Ramiro se levantó muy lentamente todo entumecido frotándose las manos. Y agarrando un lienzo viejo, quitó la helada del lomo a su caballo, y lo palmeó, era su compañero y estaban del mismo lado del camino y en la misma desventura. Cumplió con el mandato que le diera el capataz y partió con la carga por la noche, iniciando el regreso por el camino de sus miedos. Aunque esa noche a diferencia de otras, había luna, que de nada servía al entrar en los túneles sombríos de árboles gigantes. Ahí se le oprimía el corazón y agarraba con fuerza el cable de acero para defenderse de lo que fuera.
Serían más o menos las tres de la madrugada, ya había recorrido medio camino y pasado por varias arboledas sombrías con pocos descampados. En ese momento salía de una de esas enramadas y desembocaba en un claro del camino, entonces sintió alivio. El paisaje era sólo campo helado, todo blanco, abajo escarcha y arriba luna y en el medio desolación, y en esa desolación, sola su alma en la noche larga.

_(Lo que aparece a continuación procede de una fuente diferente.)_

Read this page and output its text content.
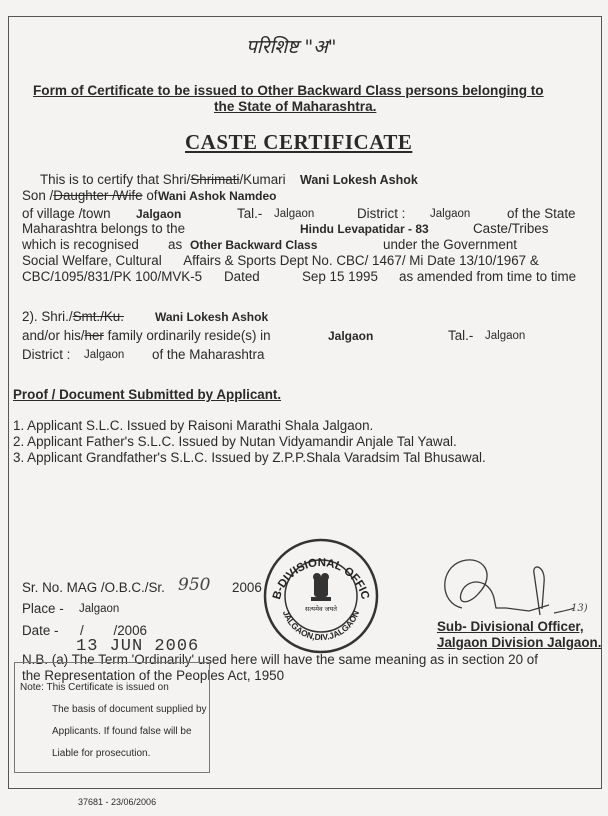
परिशिष्ट "अ"
Form of Certificate to be issued to Other Backward Class persons belonging to
the State of Maharashtra.
CASTE CERTIFICATE
This is to certify that Shri/Shrimati/Kumari Wani Lokesh Ashok
Son /Daughter /Wife of Wani Ashok Namdeo
of village /town Jalgaon	Tal.- Jalgaon	District : Jalgaon	of the State
Maharashtra belongs to the	Hindu Levapatidar - 83	Caste/Tribes
which is recognised as Other Backward Class	under the Government
Social Welfare, Cultural      Affairs & Sports Dept No. CBC/ 1467/ Mi Date 13/10/1967 &
CBC/1095/831/PK 100/MVK-5 Dated	Sep 15 1995 as amended from time to time
2). Shri./Smt./Ku.	Wani Lokesh Ashok
and/or his/her family ordinarily reside(s) in	Jalgaon	Tal.- Jalgaon
District : Jalgaon of the Maharashtra
Proof / Document Submitted by Applicant.
1. Applicant S.L.C. Issued by Raisoni Marathi Shala Jalgaon.
2. Applicant Father's S.L.C. Issued by Nutan Vidyamandir Anjale Tal Yawal.
3. Applicant Grandfather's S.L.C. Issued by Z.P.P.Shala Varadsim Tal Bhusawal.
Sr. No. MAG /O.B.C./Sr. 950 2006
Place - Jalgaon
Date - /        /2006
13 JUN 2006
B-DIVISIONAL OFFIC
JALGAON,DIV.JALGAON
सत्यमेव जयते	13)
Sub- Divisional Officer,
Jalgaon Division Jalgaon.
N.B. (a) The Term 'Ordinarily' used here will have the same meaning as in section 20 of
the Representation of the Peoples Act, 1950
Note: This Certificate is issued on
The basis of document supplied by
Applicants. If found false will be
Liable for prosecution.
37681 - 23/06/2006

Iba avanzando por el silencio sintiendo frío, cuando de pronto desde la nada, apareció en el medio de esa blancura un animal raro que jadeaba y husmeaba como los perros, pero no era un perro, era mucho más grande y además tenía pezuñas, cuernos y una cola larga y movediza. Iba de un lado a otro con mucha energía y agilidad, con la cabeza hacia abajo jadeando y olfateando, sin mirarlos, como si no le importaran. No se le veían los ojos. Le salía humo de las fosas nasales que se abrían y cerraban respirando de una forma pavorosa. El caballo levantó la cabeza y paró las orejas en un estado de alerta como advirtiendo algo antinatural. Ramiro se quedó duro con los ojos desorbitados y el corazón redoblando, sólo atinó a sujetar bien las riendas y empuñar fuerte el cable de acero para defenderse. El animal empezó a dar vueltas a cierta distancia alrededor del carro, acercándose en cada vuelta un poco más. El caballo emitiendo resoplidos cada vez más asustado se tiraba a los costados y también a la retranca. Hasta que de pronto, el ser se detuvo frente a ellos, se alzó parándose en dos patas y mostró su cara espeluznante clavando la mirada en los ojos de Ramiro, una mirada siniestra de profundo rojo fuego. Entonces Ramiro pudo ver desde lo alto en donde se encontraba, se encontraba en el espacio entre medio de la escarcha y de la luna, por encima de la copa de los árboles, como espantado su caballo con el carro se volvía despavorido hacia el túnel de enramadas; también pudo ver su cuerpo tirado en el camino. Fue lo último que vio... de él, su carro y su caballo.